Bloomberg’s proposed improvements are mostly sound, including reinvesting in F-train subway tracks that have lain dormant for decades. Hundreds of thousands of outer-Brooklyn commuters could have a faster, less-crowded commute on upgraded tracks. Bloomberg also calls for faster bus service, which could be achieved with police enforcement of exclusive bus lanes in which other vehicles are prohibited, as well as the MTA’s use of improved technology. “Smart cards” that riders would wave or tap instead of swipe would speed up bus boarding, while GPS technology would enable the MTA to track buses, control traffic lights, and provide waiting customers with real-time schedules. (Another Bloomberg idea, free cross-town buses, makes good sense not as a permanent arrangement, as he has proposed, but as a stop-gap before smart-card technology makes it possible for customers to pay more quickly.) Bloomberg further proposes that the MTA make use of similar new technology in the subways. He hopes to offer count-down clocks so that waiting passengers can learn when their train is coming.

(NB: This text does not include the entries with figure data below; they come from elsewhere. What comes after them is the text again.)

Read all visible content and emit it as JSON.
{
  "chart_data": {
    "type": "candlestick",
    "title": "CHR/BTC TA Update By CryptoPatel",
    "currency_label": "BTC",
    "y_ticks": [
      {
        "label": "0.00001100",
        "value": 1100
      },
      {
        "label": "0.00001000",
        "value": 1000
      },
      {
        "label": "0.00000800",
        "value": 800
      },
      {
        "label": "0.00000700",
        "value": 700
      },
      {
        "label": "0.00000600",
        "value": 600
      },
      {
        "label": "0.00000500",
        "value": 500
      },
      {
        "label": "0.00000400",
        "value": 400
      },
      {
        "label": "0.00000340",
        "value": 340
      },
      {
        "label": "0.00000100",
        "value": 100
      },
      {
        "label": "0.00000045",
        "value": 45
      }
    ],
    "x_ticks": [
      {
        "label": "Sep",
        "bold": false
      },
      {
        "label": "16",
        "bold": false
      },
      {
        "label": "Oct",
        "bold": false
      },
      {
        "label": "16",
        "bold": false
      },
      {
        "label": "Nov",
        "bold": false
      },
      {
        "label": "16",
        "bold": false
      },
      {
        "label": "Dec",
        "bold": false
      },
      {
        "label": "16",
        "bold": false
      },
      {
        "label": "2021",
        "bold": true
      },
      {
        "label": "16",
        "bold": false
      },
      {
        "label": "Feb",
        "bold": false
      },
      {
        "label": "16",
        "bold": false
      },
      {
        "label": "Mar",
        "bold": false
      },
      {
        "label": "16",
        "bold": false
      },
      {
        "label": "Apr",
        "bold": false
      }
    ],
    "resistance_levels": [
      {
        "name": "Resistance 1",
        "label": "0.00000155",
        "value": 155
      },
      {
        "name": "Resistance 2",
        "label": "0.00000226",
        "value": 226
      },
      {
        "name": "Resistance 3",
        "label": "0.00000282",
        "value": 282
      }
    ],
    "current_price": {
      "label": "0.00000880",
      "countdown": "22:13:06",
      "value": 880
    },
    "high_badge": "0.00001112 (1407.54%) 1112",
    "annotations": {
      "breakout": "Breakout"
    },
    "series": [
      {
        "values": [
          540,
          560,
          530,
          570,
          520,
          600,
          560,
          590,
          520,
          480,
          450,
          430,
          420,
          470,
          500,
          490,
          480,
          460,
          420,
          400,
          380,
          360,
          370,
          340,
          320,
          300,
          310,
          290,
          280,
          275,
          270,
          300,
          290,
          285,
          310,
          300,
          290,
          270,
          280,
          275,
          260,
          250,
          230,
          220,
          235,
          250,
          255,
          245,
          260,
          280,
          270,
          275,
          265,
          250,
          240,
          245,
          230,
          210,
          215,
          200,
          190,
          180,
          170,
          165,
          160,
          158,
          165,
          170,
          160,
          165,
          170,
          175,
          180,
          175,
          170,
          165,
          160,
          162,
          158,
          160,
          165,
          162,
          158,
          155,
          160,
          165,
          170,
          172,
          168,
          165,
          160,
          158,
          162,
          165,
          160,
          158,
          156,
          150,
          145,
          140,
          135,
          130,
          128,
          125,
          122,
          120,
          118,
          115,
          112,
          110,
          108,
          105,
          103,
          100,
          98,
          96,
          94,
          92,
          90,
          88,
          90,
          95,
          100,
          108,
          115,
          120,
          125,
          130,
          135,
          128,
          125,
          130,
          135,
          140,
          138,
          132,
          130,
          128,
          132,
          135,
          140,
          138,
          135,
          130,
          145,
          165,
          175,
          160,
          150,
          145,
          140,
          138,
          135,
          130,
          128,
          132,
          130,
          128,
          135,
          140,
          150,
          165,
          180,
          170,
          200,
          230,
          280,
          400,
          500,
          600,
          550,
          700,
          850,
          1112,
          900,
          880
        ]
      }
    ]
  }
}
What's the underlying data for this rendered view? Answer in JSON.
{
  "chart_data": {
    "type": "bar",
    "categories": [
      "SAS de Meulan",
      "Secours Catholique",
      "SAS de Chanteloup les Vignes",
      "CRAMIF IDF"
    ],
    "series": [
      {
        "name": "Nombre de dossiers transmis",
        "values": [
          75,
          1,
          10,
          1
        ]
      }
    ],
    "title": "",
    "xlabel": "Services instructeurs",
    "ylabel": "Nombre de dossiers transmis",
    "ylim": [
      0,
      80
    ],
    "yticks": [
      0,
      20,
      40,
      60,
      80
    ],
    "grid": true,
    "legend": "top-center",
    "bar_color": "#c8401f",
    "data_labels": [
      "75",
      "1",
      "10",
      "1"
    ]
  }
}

The MTA is already implementing some of these changes, but Bloomberg’s support would add political urgency, particularly if he folds all of his ideas into an easy-to-understand vision. He could pledge, for instance, to harness technology and investment to achieve a goal of “30 Minutes by 2030.” The projects he’s outlined so far could represent the first steps in a 20-year plan to get commuters from well-populated, outer-borough neighborhoods to midtown Manhattan in a half an hour or less.

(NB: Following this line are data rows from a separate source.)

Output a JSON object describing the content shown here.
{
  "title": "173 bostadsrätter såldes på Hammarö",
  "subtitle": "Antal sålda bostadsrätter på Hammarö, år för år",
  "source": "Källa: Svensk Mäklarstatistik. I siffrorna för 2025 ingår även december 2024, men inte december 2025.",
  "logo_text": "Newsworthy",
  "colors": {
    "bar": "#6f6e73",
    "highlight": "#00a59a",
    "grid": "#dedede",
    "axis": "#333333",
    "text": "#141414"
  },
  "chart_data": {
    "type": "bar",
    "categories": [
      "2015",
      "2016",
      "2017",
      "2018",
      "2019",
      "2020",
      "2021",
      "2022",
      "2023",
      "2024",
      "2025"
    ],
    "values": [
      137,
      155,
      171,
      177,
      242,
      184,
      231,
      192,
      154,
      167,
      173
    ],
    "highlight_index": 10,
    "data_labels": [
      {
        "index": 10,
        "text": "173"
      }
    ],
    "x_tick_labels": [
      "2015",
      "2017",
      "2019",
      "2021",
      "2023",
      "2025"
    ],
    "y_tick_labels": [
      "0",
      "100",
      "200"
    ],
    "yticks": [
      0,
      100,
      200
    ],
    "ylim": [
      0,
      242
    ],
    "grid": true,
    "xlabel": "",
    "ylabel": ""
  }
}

Bloomberg’s proposal will remain just words, though, until he backs it up with cash. Mass-transit investment is expensive. For example, count-down clocks in subways are part of a multi-billion-dollar project to upgrade train communications from Depression-era technology. Sufficient money won’t come from the federal or state governments; it never has. Tackling bureaucracy, as the mayor suggested that the MTA do, is a fine idea, but it won’t be enough. To speed the projects he’s suggested and gain leverage over the MTA’s management at the same time, the mayor should dedicate $1.1 billion in city money each year—just 10 percent of what city taxpayers spend on education—to the MTA’s $5 billion annual capital budget. The city doesn’t usually devote money to MTA capital projects; Bloomberg made an exception in 2004 when he decided to pay the $2 billion cost of the #7 train extension to support Far West Side development projects. Consistently pumping city money into transit would help fund projects that Bloomberg believes are most important for New Yorkers. And it would mean putting another set of eyes on what the MTA does with the money in terms of cost and schedule overruns, contract structures, and the like.

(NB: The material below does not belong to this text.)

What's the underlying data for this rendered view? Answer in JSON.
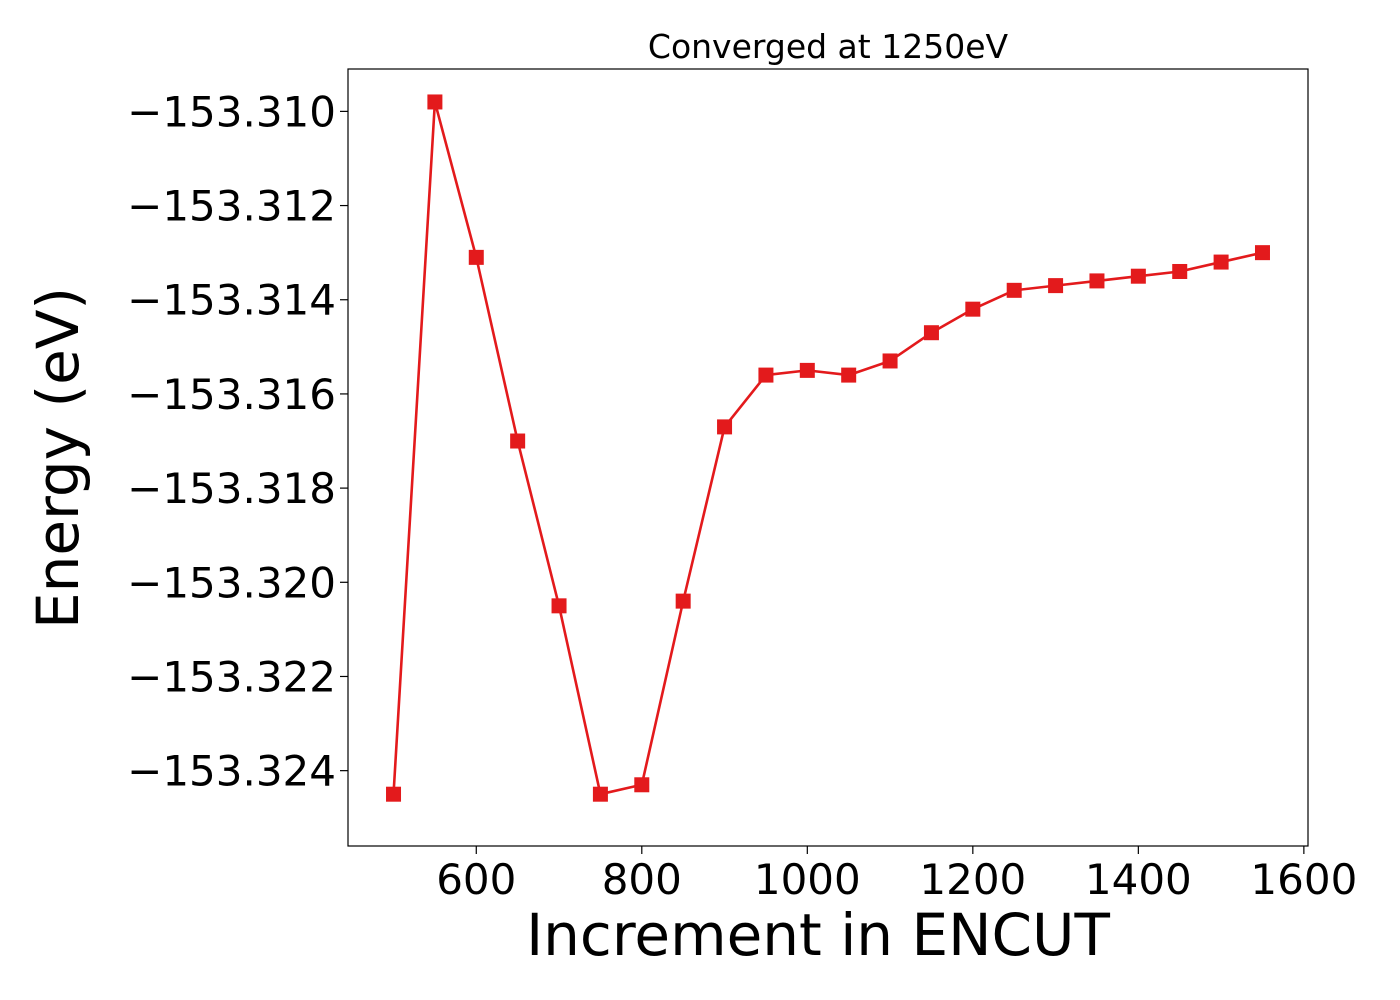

Because the city is already so tax-saturated, finding the money will require long-term spending cuts elsewhere—particularly in the $13.6 billion that the city will spend on pension and health-care benefits for public-sector workers this year. While New York itself can do more to save on health-care costs, fixing future pension benefits requires state approval. To that end, the mayor could support statewide candidates who understand that government exists to serve the public, not to funnel money to powerful unions.

The MTA itself, too, must cut its spending, particularly on union labor, so that new money goes toward service improvements, not exploding costs. In his Monday proposal, the mayor offered support for changing some union work rules to give the MTA more flexibility in scheduling workers. He should also push state pols to address city transit workers’ young retirement age (55) and spiraling health-care costs, as well as the unsustainable worker costs at the MTA’s commuter railroads, which cut into the resources the MTA has to invest in the overall region. The mayor could start by sending an open letter to the state officials who are drawing up the MTA’s next contract with the Transport Workers Union, explaining how important it is that transit customers and taxpayers get more concessions from the union on work rules and benefits.

Mayor Bloomberg has set himself a difficult task, but if he embraces it and succeeds, he’ll leave New Yorkers with a valuable legacy that would benefit the city long after he’s left office.